El tonto comedido es por ello rareza cuadrifolia, hallazgo insólito que pone a prueba la regla. El tonto prudente baja las cuestas con paso marcial, viste terno de entretiempo y abrigo loden verde heredado de un hermano corpulento, un primo funcionario o un tío comerciante. Suele mirar al suelo y saludar al cruce con todo gusto y fina voluntad, que en algo se ha de notar que lo criaron unas tías, siempre por parte de madre. Está generalmente aceptado que el tonto comedido, no confundir con el tonto taciturno o melancólico, lo es por crianza, que su trabajo cuesta amansarles el ánimo para que vayan por la acera y crucen en verde. Lo que es poco sabido, y aquí se deja reseñado por si fuera de auxilio a quien en tal caso se viera, es el benéfico influjo de la mecanografía.
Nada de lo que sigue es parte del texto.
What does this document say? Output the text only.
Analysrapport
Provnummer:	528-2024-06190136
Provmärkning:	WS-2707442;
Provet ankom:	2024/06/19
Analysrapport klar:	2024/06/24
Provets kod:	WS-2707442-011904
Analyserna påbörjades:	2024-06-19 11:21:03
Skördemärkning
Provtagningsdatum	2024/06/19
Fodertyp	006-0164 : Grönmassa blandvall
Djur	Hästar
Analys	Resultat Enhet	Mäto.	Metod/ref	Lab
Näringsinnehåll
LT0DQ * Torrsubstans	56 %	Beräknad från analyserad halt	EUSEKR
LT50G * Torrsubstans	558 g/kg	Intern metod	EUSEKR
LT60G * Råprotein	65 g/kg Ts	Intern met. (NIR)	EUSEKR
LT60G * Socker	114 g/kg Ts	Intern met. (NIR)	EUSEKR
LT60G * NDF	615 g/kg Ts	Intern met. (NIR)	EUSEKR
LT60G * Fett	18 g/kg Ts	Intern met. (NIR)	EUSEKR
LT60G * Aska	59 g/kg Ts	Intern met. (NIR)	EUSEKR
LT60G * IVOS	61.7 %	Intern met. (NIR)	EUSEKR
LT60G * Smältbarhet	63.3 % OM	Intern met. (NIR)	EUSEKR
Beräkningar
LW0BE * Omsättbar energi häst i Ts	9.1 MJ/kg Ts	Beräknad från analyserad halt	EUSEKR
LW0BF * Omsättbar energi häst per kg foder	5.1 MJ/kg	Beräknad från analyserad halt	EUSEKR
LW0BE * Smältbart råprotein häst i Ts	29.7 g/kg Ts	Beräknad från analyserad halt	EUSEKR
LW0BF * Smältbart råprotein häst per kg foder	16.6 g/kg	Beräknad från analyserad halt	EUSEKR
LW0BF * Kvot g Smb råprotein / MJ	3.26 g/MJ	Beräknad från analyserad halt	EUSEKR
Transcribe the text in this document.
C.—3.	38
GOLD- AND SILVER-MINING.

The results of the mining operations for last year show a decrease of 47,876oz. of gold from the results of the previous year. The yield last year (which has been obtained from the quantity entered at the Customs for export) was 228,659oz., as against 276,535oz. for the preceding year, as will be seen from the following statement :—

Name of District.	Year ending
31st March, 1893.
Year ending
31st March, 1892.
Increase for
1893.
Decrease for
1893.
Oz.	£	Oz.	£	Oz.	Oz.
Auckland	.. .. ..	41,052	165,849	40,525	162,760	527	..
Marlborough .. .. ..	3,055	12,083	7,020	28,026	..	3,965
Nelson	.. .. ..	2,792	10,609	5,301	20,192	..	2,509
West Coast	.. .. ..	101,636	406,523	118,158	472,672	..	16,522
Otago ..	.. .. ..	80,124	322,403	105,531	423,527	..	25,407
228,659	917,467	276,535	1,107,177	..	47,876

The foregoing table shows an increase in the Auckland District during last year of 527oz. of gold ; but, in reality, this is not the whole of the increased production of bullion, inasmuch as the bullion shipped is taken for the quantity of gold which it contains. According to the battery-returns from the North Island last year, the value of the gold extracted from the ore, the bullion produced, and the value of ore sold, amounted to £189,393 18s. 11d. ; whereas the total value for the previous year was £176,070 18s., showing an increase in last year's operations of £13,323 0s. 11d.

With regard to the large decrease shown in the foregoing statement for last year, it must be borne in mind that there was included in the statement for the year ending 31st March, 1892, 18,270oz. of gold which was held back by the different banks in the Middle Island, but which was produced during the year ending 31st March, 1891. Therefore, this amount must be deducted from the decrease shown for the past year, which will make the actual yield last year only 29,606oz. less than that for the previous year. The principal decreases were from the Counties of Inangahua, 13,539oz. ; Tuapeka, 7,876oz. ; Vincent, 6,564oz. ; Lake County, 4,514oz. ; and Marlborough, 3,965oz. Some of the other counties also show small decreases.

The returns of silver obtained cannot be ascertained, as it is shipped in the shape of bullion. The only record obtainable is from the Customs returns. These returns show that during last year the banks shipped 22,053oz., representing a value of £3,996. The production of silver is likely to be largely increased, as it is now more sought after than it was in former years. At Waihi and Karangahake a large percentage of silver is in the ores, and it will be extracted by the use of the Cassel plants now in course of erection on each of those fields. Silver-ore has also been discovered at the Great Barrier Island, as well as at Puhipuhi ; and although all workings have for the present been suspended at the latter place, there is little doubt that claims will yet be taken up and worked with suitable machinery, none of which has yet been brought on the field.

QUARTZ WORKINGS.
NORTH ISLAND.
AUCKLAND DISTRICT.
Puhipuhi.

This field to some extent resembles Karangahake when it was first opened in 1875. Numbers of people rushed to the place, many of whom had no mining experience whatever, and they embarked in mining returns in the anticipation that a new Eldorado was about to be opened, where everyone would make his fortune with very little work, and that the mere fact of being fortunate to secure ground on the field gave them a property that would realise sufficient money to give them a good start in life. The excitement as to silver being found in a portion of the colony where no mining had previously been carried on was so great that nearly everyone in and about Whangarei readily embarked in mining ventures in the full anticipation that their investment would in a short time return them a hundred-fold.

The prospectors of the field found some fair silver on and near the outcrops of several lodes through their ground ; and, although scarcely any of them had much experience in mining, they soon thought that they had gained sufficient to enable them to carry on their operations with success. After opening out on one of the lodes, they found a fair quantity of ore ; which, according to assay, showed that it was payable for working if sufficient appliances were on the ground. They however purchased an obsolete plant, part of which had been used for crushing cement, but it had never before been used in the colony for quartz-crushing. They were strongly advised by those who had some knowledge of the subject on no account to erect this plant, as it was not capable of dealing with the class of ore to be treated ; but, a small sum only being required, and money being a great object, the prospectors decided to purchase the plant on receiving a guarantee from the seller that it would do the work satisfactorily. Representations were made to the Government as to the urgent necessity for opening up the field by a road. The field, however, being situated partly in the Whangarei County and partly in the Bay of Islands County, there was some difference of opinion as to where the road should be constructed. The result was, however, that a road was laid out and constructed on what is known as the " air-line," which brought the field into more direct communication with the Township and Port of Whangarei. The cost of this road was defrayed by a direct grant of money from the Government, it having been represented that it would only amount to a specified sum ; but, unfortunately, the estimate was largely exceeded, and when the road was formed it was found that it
El tonto mesurado adquiere la paciencia y contención como las señoritas se templaban en la espera de un adecuado pretendiente, uséase, entregándose a ocupaciones minuciosas y reiterativas. Las unas con pequeñas puntadas en un lienzo de panamá, los otros haciendo series de letras aparentemente al azar en una Olivetti Lettera 75. Asdfg asdfg hjkl hjkl. Todo es parte de un mosaico del que conocemos, simples mortales, ciertos detalles mientras el conjunto se nos escapa.
El tonto contenido es amigo de las artes, especialmente las escénicas, y acude a conciertos y tiene abono de temporada, que son los zaguanes amplios de los teatros muy de zapato brillante y charla de frases hechas, un poco como los tanatorios. Allí saluda a otros devotos, quizá igualmente retrasados y circunspectos, y hace apreciaciones sesudas acabando las frases con un “¿Verdad?” o un “¿No te parece?” excesivamente enfático. Allí, por qué negarlo, el leve desaliño de alumno aplicado que lo envuelve, tan masculino a la par que tierno, tiene su público de solteras y siempre hay quien le atiende con impostado interés y se apena cuando, acabado el espectáculo, marcha presuroso a casa, a cenar con su madre.